Qual a expectativa de abstenção este ano? Seria a maior também de todos os exames já realizados? A edição do Enem de 2019 teve a menor taxa de abstenção de todos os tempos, me torno de 23%. Historicamente, o percentual de candidatos que faltam gira em torno de 25 % a 27%. Estimamos que este ano essa taxa chegue a 30% ou 35%.

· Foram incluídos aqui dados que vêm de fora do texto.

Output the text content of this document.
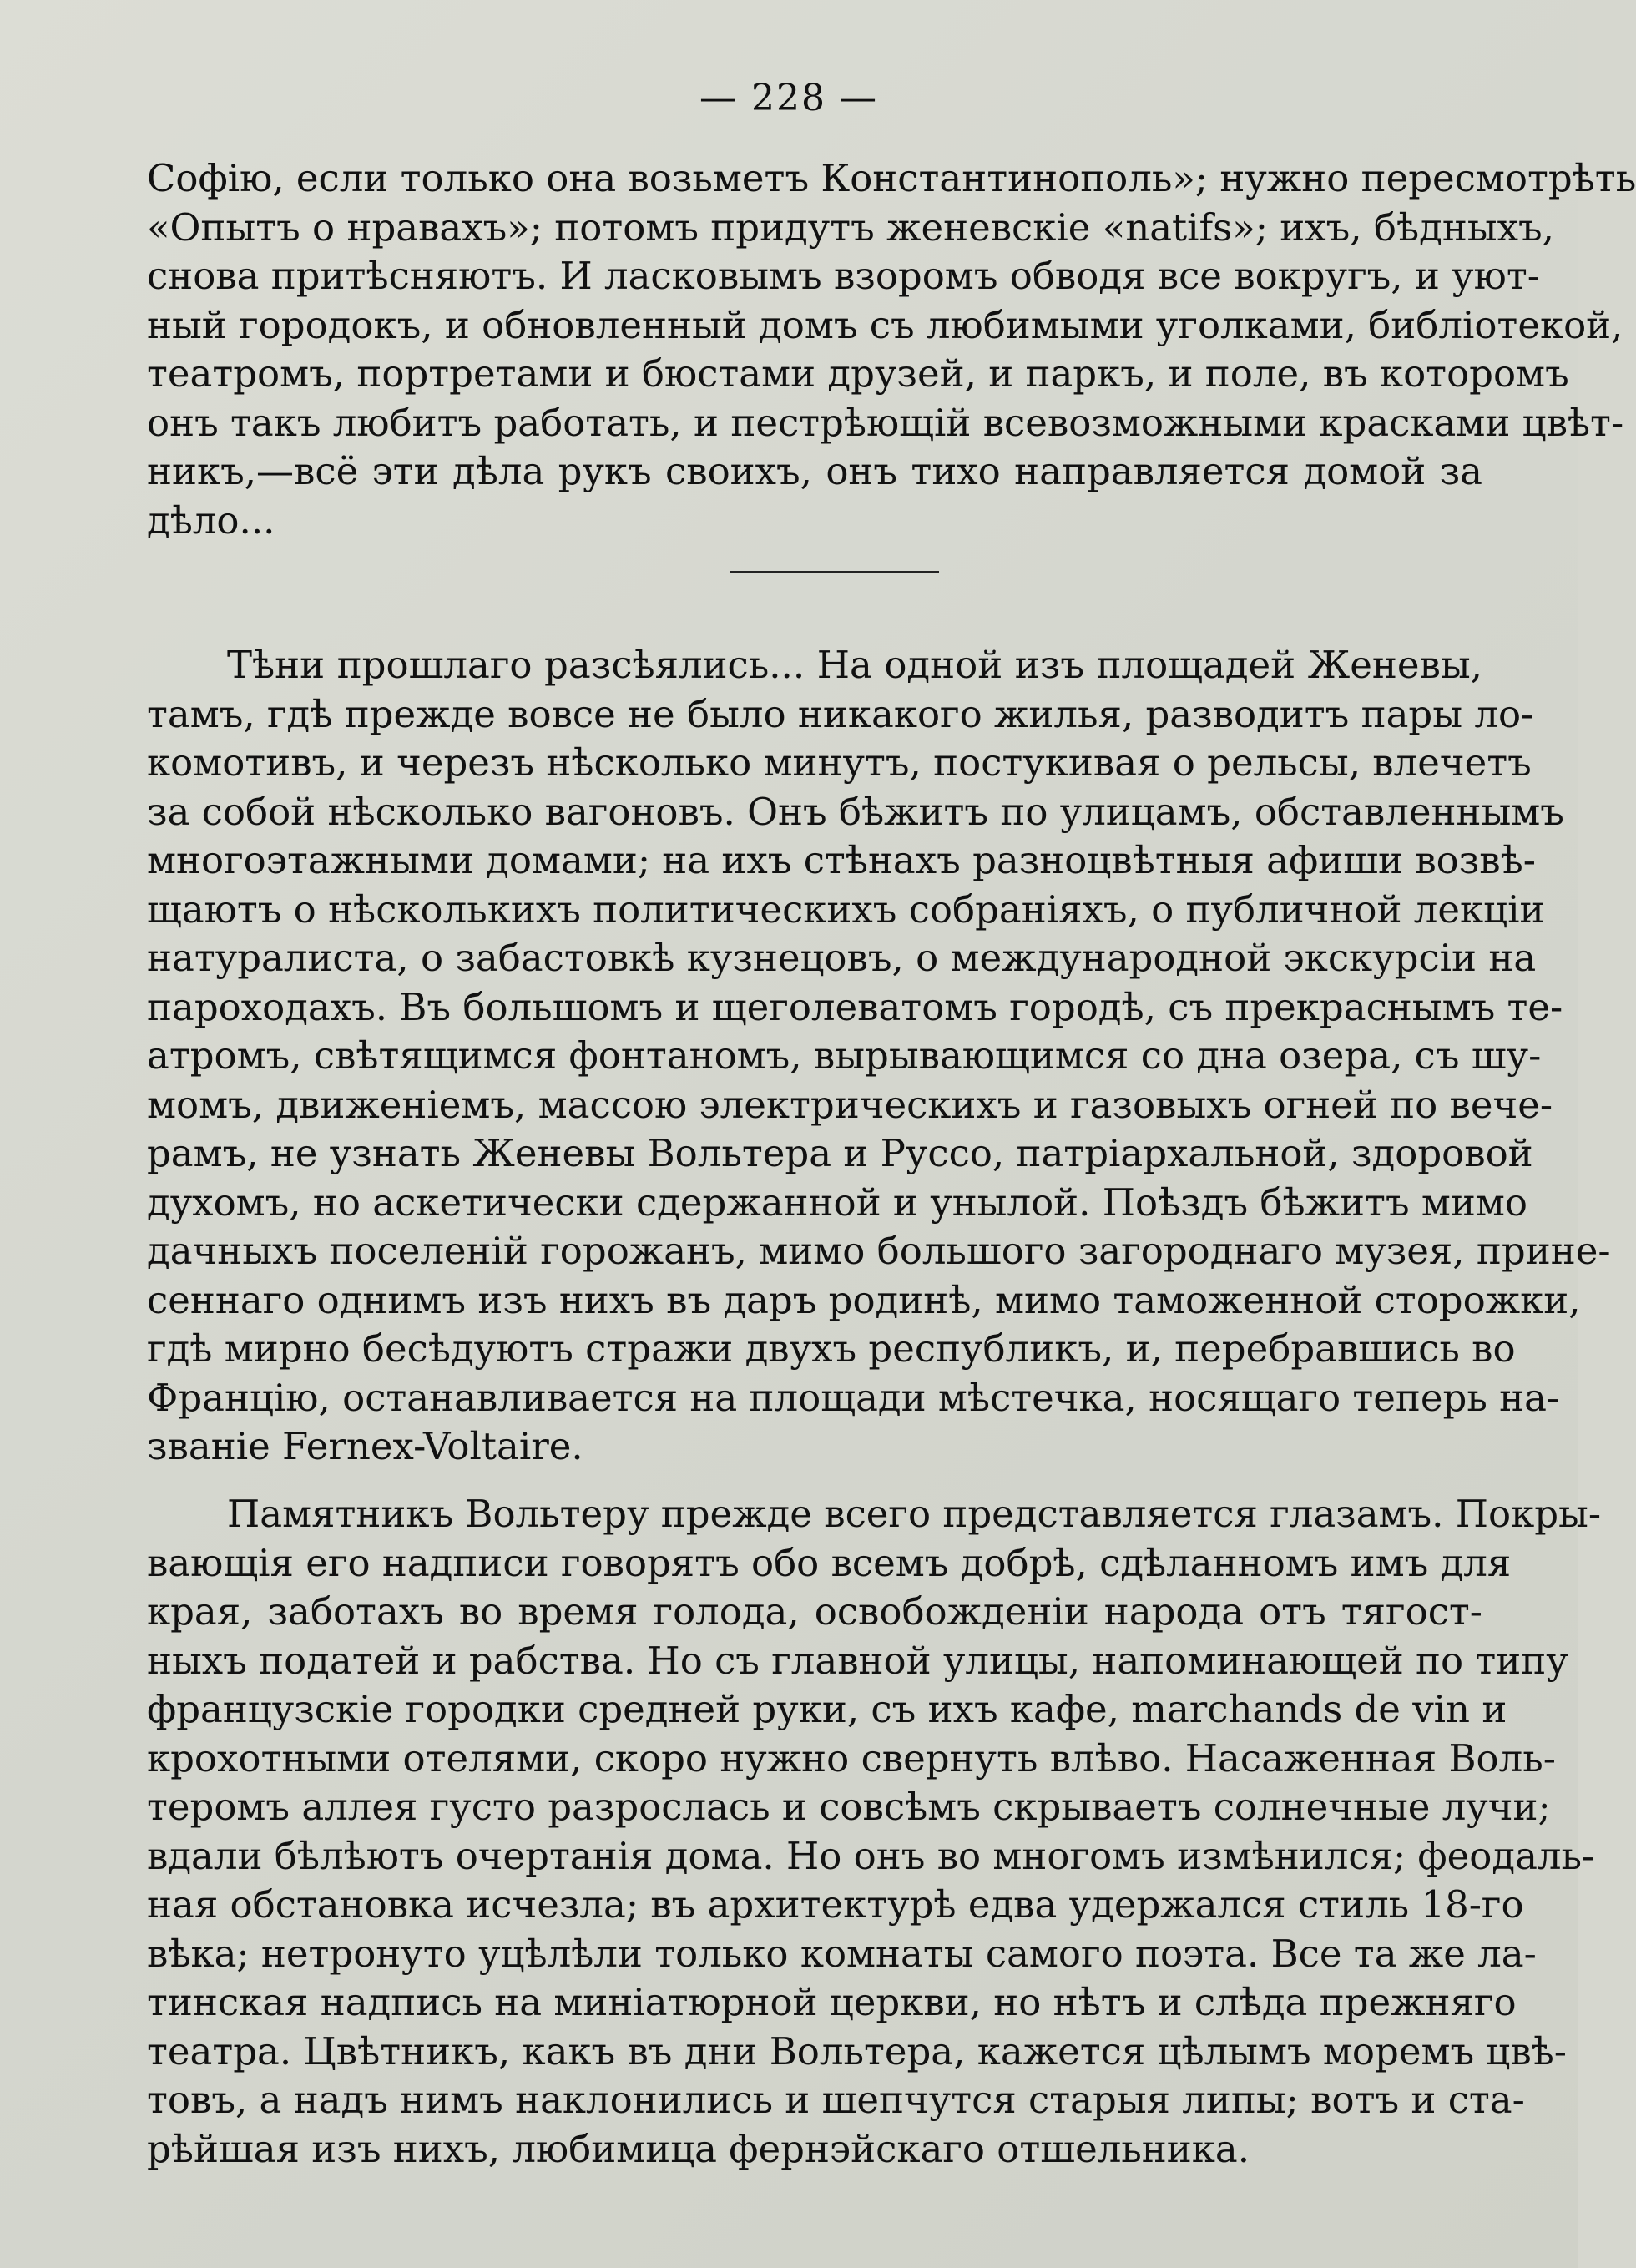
— 228 —
Софію, если только она возьметъ Константинополь»; нужно пересмотрѣть
«Опытъ о нравахъ»; потомъ придутъ женевскіе «natifs»; ихъ, бѣдныхъ,
снова притѣсняютъ. И ласковымъ взоромъ обводя все вокругъ, и уют-
ный городокъ, и обновленный домъ съ любимыми уголками, библіотекой,
театромъ, портретами и бюстами друзей, и паркъ, и поле, въ которомъ
онъ такъ любитъ работать, и пестрѣющій всевозможными красками цвѣт-
никъ,—всё эти дѣла рукъ своихъ, онъ тихо направляется домой за
дѣло...
Тѣни прошлаго разсѣялись... На одной изъ площадей Женевы,
тамъ, гдѣ прежде вовсе не было никакого жилья, разводитъ пары ло-
комотивъ, и черезъ нѣсколько минутъ, постукивая о рельсы, влечетъ
за собой нѣсколько вагоновъ. Онъ бѣжитъ по улицамъ, обставленнымъ
многоэтажными домами; на ихъ стѣнахъ разноцвѣтныя афиши возвѣ-
щаютъ о нѣсколькихъ политическихъ собраніяхъ, о публичной лекціи
натуралиста, о забастовкѣ кузнецовъ, о международной экскурсіи на
пароходахъ. Въ большомъ и щеголеватомъ городѣ, съ прекраснымъ те-
атромъ, свѣтящимся фонтаномъ, вырывающимся со дна озера, съ шу-
момъ, движеніемъ, массою электрическихъ и газовыхъ огней по вече-
рамъ, не узнать Женевы Вольтера и Руссо, патріархальной, здоровой
духомъ, но аскетически сдержанной и унылой. Поѣздъ бѣжитъ мимо
дачныхъ поселеній горожанъ, мимо большого загороднаго музея, прине-
сеннаго однимъ изъ нихъ въ даръ родинѣ, мимо таможенной сторожки,
гдѣ мирно бесѣдуютъ стражи двухъ республикъ, и, перебравшись во
Францію, останавливается на площади мѣстечка, носящаго теперь на-
званіе Fernex-Voltaire.
Памятникъ Вольтеру прежде всего представляется глазамъ. Покры-
вающія его надписи говорятъ обо всемъ добрѣ, сдѣланномъ имъ для
края, заботахъ во время голода, освобожденіи народа отъ тягост-
ныхъ податей и рабства. Но съ главной улицы, напоминающей по типу
французскіе городки средней руки, съ ихъ кафе, marchands de vin и
крохотными отелями, скоро нужно свернуть влѣво. Насаженная Воль-
теромъ аллея густо разрослась и совсѣмъ скрываетъ солнечные лучи;
вдали бѣлѣютъ очертанія дома. Но онъ во многомъ измѣнился; феодаль-
ная обстановка исчезла; въ архитектурѣ едва удержался стиль 18-го
вѣка; нетронуто уцѣлѣли только комнаты самого поэта. Все та же ла-
тинская надпись на миніатюрной церкви, но нѣтъ и слѣда прежняго
театра. Цвѣтникъ, какъ въ дни Вольтера, кажется цѣлымъ моремъ цвѣ-
товъ, а надъ нимъ наклонились и шепчутся старыя липы; вотъ и ста-
рѣйшая изъ нихъ, любимица фернэйскаго отшельника.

O que está sendo feito para evitar fraudes e o vazamento antecipado de gabaritos, como já ocorreu? Nós não tivemos fraudes nem vazamentos na edição de 2019. Apenas a divulgação de uma foto quando já tínhamos anunciado o tema da redação, o que não comprometeu o processo. A questão da segurança no exame é um processo contínuo, com o de reforço das medidas e adequações permanentes. Tem um trabalho de cooperação com a Polícia Federal o ano todo, incluindo várias investigações em curso. Também há uma troca de informações permanente com outros órgãos de segurança para cada vez mais garantir que nada prejudique o exame.

Além da questão do aumento do número de casos do coronavírus em todo o páis, este ano há o caso específico do Amazonas, que vive uma situação calamitosa com a falta de oxigênio. A Justiça permitiu o adiamento do Enem no estado e o governo federal recorreu. Por que? Nós recorremos porque da maneira que a decisão em primeira instância foi proferida a suspensão das provas deveria ocorrer até o fim do decreto de calamidade pública do estado do amazonas ou o fim da pandemia. Isso impediria a não realização do Enem 2020 no Estado do Amazonas. O pedido da Advocacia-Geral da União era para tirar essa parte da liminar. Com a decisão em segunda instância, já anunciada, o MEC e o governo do Amazonas vão trabalhar juntos para adotar as medidas necessárias para que as provas sejam realizadas em 23 e 24 de fevereiro.

Vários candidatos reclamaram nas redes sociais que ocorreram mudanças nos locais das provas a dois dias da realização do Enem. O que correu? Foi um problema que já está resolvido. Algumas instituições de ensino que tinham se comprometido em ceder o espaço, decidiram em cima da hora não aplicar mais. Mas já contornamos a situação e todos os candidatos podem ver o seu local correto definido na página do participante.

Este ano, pela primeira vez na história, também será aplicado o Enem digital nos dias 31 de janeiro e 7 de fevereiro. O que isso representará na estrutura do exame? A intenção do governo é que a partir de 2026 não haja mais o Enem em papel, todas as provas serão realizadas pelo sistema eletrônico. Ou seja, o candidato irá até um laboratório de informática, que pode ser numa escola ou faculdade, e lá realizará o exame. Isso reduzirá enormemente a questão logística. Esse sistema também permitirá que possamos fazer várias provas do Enem ao longo do ano.